Electrochemical impedance spectroscopy keeps coming up in research papers. The idea is to inject AC signals at different frequencies and measure the response. You can detect things like lithium plating before they show up in voltage data. A few companies are trying to productize this but I haven't seen anything in volume production yet.
The machine learning stuff is overhyped in my opinion. Yes you can train models on historical failure data. But batteries fail in new and creative ways. A model trained on 2020 data might miss failure modes that show up in 2024 chemistries. You still need humans looking at the data and asking questions.
What I actually want is better sensors. Give me direct measurement of pressure inside the cell. Give me gas sensors that can sniff early electrolyte breakdown. The BMS data we have now is like trying to diagnose a patient's health by only measuring their temperature and pulse. Useful but incomplete.
Practical advice
If you're spec'ing a battery system and the supplier offers remote diagnostics as an option, take it.
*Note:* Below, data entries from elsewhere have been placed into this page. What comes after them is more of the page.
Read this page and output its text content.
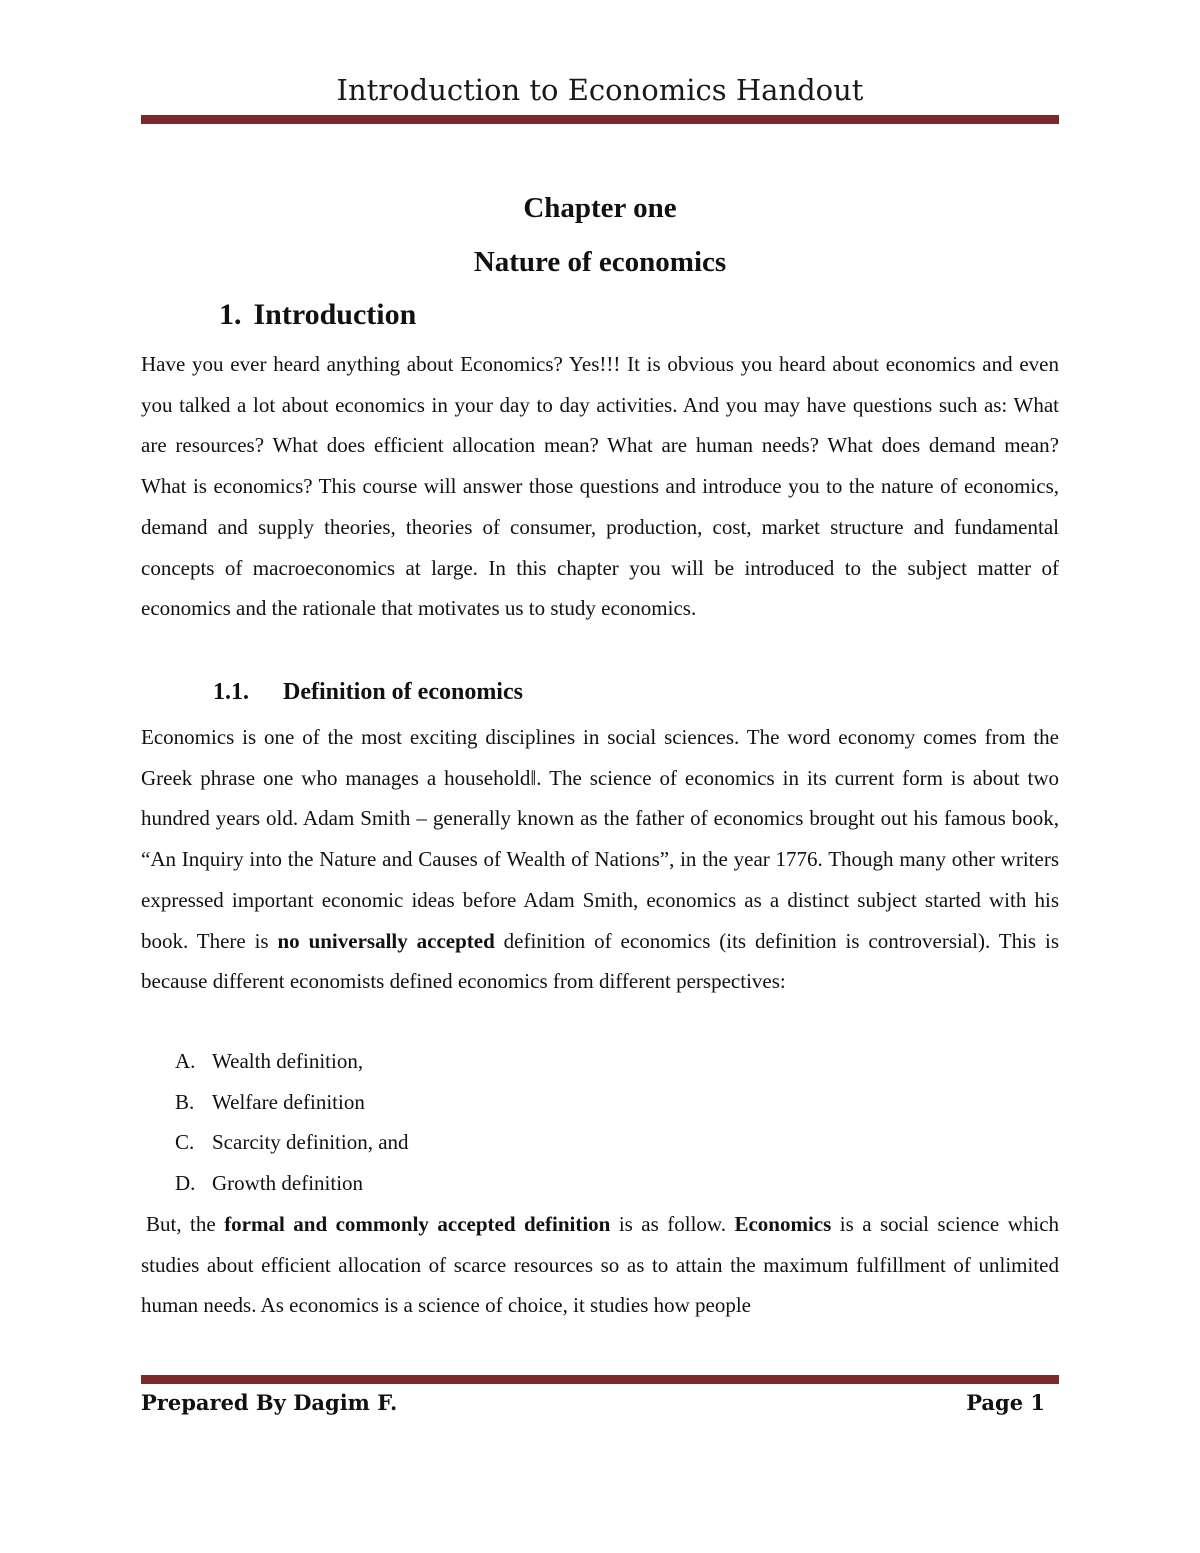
Introduction to Economics Handout
Chapter one
Nature of economics
1. Introduction

Have you ever heard anything about Economics? Yes!!! It is obvious you heard about economics and even you talked a lot about economics in your day to day activities. And you may have questions such as: What are resources? What does efficient allocation mean? What are human needs? What does demand mean? What is economics? This course will answer those questions and introduce you to the nature of economics, demand and supply theories, theories of consumer, production, cost, market structure and fundamental concepts of macroeconomics at large. In this chapter you will be introduced to the subject matter of economics and the rationale that motivates us to study economics.

1.1. Definition of economics

Economics is one of the most exciting disciplines in social sciences. The word economy comes from the Greek phrase one who manages a householdǁ. The science of economics in its current form is about two hundred years old. Adam Smith – generally known as the father of economics brought out his famous book, “An Inquiry into the Nature and Causes of Wealth of Nations”, in the year 1776. Though many other writers expressed important economic ideas before Adam Smith, economics as a distinct subject started with his book. There is no universally accepted definition of economics (its definition is controversial). This is because different economists defined economics from different perspectives:

A. Wealth definition,
B. Welfare definition
C. Scarcity definition, and
D. Growth definition

But, the formal and commonly accepted definition is as follow. Economics is a social science which studies about efficient allocation of scarce resources so as to attain the maximum fulfillment of unlimited human needs. As economics is a science of choice, it studies how people

Prepared By Dagim F.	Page 1
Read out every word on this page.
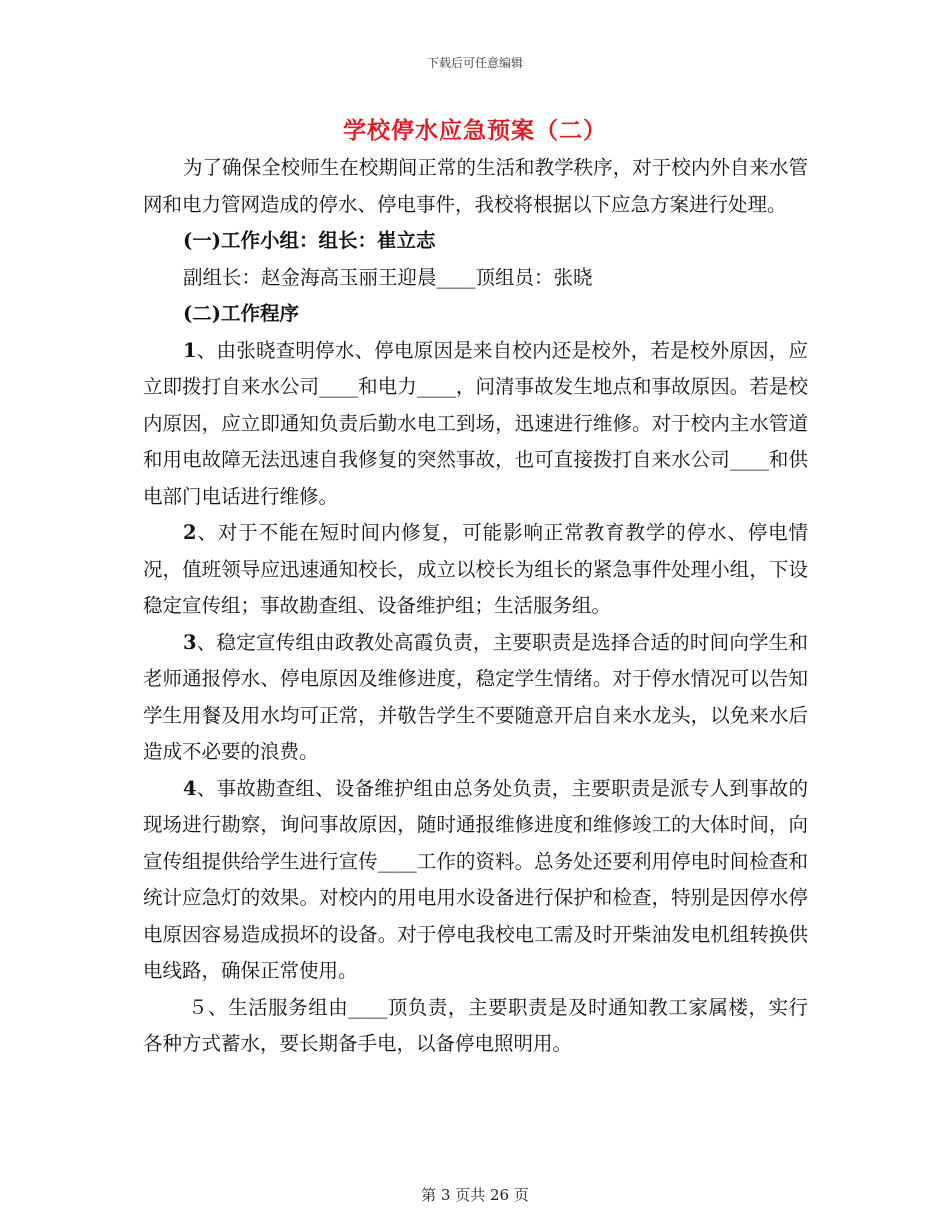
下载后可任意编辑
学校停水应急预案（二）

为了确保全校师生在校期间正常的生活和教学秩序，对于校内外自来水管网和电力管网造成的停水、停电事件，我校将根据以下应急方案进行处理。

(一)工作小组：组长：崔立志

副组长：赵金海高玉丽王迎晨____顶组员：张晓

(二)工作程序

1、由张晓查明停水、停电原因是来自校内还是校外，若是校外原因，应立即拨打自来水公司____和电力____，问清事故发生地点和事故原因。若是校内原因，应立即通知负责后勤水电工到场，迅速进行维修。对于校内主水管道和用电故障无法迅速自我修复的突然事故，也可直接拨打自来水公司____和供电部门电话进行维修。

2、对于不能在短时间内修复，可能影响正常教育教学的停水、停电情况，值班领导应迅速通知校长，成立以校长为组长的紧急事件处理小组，下设稳定宣传组；事故勘查组、设备维护组；生活服务组。

3、稳定宣传组由政教处高霞负责，主要职责是选择合适的时间向学生和老师通报停水、停电原因及维修进度，稳定学生情绪。对于停水情况可以告知学生用餐及用水均可正常，并敬告学生不要随意开启自来水龙头，以免来水后造成不必要的浪费。

4、事故勘查组、设备维护组由总务处负责，主要职责是派专人到事故的现场进行勘察，询问事故原因，随时通报维修进度和维修竣工的大体时间，向宣传组提供给学生进行宣传____工作的资料。总务处还要利用停电时间检查和统计应急灯的效果。对校内的用电用水设备进行保护和检查，特别是因停水停电原因容易造成损坏的设备。对于停电我校电工需及时开柴油发电机组转换供电线路，确保正常使用。

５、生活服务组由____顶负责，主要职责是及时通知教工家属楼，实行各种方式蓄水，要长期备手电，以备停电照明用。

第 3 页共 26 页
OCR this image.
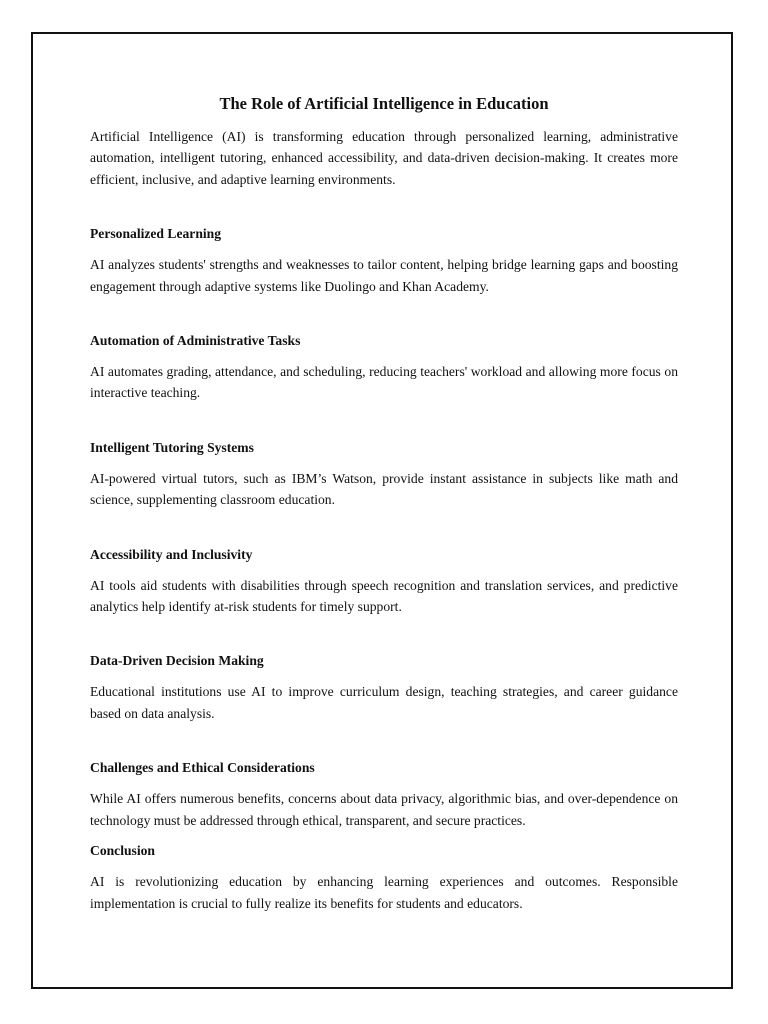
The Role of Artificial Intelligence in Education

Artificial Intelligence (AI) is transforming education through personalized learning, administrative automation, intelligent tutoring, enhanced accessibility, and data-driven decision-making. It creates more efficient, inclusive, and adaptive learning environments.

Personalized Learning

AI analyzes students' strengths and weaknesses to tailor content, helping bridge learning gaps and boosting engagement through adaptive systems like Duolingo and Khan Academy.

Automation of Administrative Tasks

AI automates grading, attendance, and scheduling, reducing teachers' workload and allowing more focus on interactive teaching.

Intelligent Tutoring Systems

AI-powered virtual tutors, such as IBM’s Watson, provide instant assistance in subjects like math and science, supplementing classroom education.

Accessibility and Inclusivity

AI tools aid students with disabilities through speech recognition and translation services, and predictive analytics help identify at-risk students for timely support.

Data-Driven Decision Making

Educational institutions use AI to improve curriculum design, teaching strategies, and career guidance based on data analysis.

Challenges and Ethical Considerations

While AI offers numerous benefits, concerns about data privacy, algorithmic bias, and over-dependence on technology must be addressed through ethical, transparent, and secure practices.

Conclusion

AI is revolutionizing education by enhancing learning experiences and outcomes. Responsible implementation is crucial to fully realize its benefits for students and educators.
Even if you're not sure you'll use it. Having the data retroactively is valuable. Trying to reconstruct what happened to a failed pack without telemetry is painful.
Make sure you understand who owns the data. Some suppliers keep it locked in their platform and charge you to access your own information. Get data export rights in the contract.
Ask about cellular costs. Some systems include data plans, some don't. A few hundred devices transmitting constantly adds up.
And budget for someone to actually look at the dashboards. The fanciest diagnostics platform is worthless if nobody logs in.